Climate risk can be managed using a variety of levers, including mitigation, adaptation, and solar radiation management. On global-to-regional scales, mitigation and solar radiation management may be options: governments can set policies aimed at reducing greenhouse gas emissions or fund research into solar radiation management, and energy markets can incentivize less-carbon intensive forms of energy generation. On more local scales, adaptation is the approach most commonly available. Homeowners facing flood risks have to decide if they’re going to elevate their homes (or if they’re going to move away). Municipalities have a variety of approaches to help reduce flood events and damages, including building hard infrastructure such as levees and changing zoning and building ordinances. Power utilities need to be cognizant of wildfire risk when operating the electric power grid.
All of these decisions must be made in the near term under deeply uncertain future climate, technological, and socioeconomic conditions. The infrastructure that we invest in today must perform adequately throughout a long lifespan. These decisions are also complicated by feedbacks between the human, natural, and built systems. Shocks that affect one part of society are likely to have cascading effects throughout other sectors. And the decisions that we make today have the potential to increase equity and fairness — or do the opposite, further entrenching systemic inequities.
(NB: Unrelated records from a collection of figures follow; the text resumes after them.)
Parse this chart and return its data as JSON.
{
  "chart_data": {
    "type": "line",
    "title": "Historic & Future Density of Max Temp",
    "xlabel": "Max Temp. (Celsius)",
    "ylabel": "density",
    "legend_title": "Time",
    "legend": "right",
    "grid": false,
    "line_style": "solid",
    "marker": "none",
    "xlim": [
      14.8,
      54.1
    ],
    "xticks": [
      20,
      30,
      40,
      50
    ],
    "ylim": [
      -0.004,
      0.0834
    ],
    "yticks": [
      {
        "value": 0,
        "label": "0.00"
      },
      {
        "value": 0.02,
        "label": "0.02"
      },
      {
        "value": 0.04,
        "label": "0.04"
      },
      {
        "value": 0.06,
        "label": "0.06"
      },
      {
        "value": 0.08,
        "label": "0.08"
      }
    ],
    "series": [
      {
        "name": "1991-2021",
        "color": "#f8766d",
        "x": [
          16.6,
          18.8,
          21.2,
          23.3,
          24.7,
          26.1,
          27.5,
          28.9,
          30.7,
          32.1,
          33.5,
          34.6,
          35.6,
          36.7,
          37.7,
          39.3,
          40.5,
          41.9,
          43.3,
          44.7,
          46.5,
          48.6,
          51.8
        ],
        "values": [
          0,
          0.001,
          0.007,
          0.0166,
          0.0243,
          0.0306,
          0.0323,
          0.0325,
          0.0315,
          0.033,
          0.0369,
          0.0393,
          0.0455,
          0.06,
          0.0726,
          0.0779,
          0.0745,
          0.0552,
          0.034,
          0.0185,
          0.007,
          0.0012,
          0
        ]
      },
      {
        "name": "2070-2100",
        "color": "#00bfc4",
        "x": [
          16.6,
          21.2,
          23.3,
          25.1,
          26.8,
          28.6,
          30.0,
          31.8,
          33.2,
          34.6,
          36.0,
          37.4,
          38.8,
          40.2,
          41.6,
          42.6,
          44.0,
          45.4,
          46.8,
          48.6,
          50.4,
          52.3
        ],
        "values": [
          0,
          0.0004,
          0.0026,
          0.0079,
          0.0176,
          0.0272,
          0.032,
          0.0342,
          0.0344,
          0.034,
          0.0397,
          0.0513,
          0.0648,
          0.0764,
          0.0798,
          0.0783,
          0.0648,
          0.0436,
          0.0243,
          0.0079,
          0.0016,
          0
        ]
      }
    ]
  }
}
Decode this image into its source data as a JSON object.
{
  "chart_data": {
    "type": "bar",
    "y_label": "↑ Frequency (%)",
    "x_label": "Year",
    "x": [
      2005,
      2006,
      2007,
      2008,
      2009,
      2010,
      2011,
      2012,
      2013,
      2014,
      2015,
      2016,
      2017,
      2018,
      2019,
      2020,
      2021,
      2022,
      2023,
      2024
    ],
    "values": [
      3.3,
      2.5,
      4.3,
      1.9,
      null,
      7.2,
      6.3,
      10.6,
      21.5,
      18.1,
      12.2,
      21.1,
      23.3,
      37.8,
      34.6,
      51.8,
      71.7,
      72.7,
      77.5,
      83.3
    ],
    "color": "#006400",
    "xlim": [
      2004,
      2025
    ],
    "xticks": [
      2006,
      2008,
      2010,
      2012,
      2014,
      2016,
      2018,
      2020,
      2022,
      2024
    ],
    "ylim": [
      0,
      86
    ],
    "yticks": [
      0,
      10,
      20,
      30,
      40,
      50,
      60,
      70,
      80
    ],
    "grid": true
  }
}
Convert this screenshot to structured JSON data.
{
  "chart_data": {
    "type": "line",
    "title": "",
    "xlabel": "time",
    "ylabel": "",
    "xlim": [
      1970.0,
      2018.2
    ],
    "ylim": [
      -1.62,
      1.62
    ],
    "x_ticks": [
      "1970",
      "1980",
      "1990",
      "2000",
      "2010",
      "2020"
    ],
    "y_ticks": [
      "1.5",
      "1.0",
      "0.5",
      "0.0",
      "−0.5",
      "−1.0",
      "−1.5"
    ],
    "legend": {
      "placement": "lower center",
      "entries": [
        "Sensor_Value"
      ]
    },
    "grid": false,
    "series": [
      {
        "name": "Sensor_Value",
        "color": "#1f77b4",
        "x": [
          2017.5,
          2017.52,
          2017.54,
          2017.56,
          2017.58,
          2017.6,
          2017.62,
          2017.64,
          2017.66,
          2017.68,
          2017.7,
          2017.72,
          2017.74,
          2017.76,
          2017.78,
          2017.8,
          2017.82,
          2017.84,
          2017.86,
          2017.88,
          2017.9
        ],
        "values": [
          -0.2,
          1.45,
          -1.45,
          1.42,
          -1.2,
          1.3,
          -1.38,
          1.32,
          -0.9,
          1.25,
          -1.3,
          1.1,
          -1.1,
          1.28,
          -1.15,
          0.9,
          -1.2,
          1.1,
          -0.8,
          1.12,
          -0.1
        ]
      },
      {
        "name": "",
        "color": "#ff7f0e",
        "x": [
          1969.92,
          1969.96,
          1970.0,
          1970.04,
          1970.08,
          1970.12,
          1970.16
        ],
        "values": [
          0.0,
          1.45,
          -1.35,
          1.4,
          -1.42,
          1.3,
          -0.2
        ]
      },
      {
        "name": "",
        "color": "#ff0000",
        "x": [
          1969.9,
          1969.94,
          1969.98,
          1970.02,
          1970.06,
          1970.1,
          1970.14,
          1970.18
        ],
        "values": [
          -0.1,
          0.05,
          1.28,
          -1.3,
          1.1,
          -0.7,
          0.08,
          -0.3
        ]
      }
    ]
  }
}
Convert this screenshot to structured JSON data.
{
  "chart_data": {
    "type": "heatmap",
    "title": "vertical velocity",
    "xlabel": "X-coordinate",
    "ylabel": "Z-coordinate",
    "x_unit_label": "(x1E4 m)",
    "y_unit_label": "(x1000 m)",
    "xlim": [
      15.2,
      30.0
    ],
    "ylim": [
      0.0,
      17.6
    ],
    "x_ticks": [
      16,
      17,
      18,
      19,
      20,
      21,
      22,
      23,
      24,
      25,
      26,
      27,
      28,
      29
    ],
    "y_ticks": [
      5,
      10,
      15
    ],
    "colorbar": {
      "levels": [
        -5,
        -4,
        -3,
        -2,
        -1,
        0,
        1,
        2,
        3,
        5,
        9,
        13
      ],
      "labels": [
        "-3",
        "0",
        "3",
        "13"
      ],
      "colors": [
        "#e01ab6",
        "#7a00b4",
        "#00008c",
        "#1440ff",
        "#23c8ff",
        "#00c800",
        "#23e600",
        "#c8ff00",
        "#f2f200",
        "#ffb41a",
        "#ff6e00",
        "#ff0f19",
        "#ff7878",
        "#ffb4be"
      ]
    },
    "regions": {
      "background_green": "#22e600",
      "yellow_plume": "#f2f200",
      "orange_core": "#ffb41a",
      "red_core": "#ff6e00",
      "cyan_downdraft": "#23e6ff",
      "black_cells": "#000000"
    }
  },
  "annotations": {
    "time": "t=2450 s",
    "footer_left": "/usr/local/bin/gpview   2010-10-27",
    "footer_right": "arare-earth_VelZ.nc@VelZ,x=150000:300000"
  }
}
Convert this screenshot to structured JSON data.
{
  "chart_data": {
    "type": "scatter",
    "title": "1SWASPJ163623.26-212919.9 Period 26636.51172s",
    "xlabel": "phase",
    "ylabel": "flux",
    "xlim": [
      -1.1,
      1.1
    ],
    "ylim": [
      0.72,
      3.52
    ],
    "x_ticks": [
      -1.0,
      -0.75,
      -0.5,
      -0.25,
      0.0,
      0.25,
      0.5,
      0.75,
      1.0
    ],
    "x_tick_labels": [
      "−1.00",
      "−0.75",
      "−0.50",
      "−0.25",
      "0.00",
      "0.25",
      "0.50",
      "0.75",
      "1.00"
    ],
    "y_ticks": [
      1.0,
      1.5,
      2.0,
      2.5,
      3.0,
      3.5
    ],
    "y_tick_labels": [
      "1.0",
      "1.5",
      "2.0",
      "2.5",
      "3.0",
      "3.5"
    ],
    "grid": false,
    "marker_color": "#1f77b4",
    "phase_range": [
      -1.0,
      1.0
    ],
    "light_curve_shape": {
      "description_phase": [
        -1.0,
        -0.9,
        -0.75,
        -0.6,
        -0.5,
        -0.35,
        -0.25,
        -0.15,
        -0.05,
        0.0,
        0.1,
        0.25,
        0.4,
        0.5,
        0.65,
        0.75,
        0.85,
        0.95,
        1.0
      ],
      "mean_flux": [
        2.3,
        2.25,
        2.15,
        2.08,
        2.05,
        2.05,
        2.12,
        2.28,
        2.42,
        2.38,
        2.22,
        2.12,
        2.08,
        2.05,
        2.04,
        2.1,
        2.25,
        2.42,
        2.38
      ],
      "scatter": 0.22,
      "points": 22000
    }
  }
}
Our group works to develop and analyze strategies for managing climate risk, as well as providing decision support for stakeholders faced with these risks. We work on a broad set of problems and collaborate widely with fellow researchers across disciplines. Our research combines systems engineering, climate science, statistics, economics, social science, ethics, and decision science. You can see some of our active research areas, our publications, and our funders. We are committed to open science and ensuring that our work is transparent and accessible.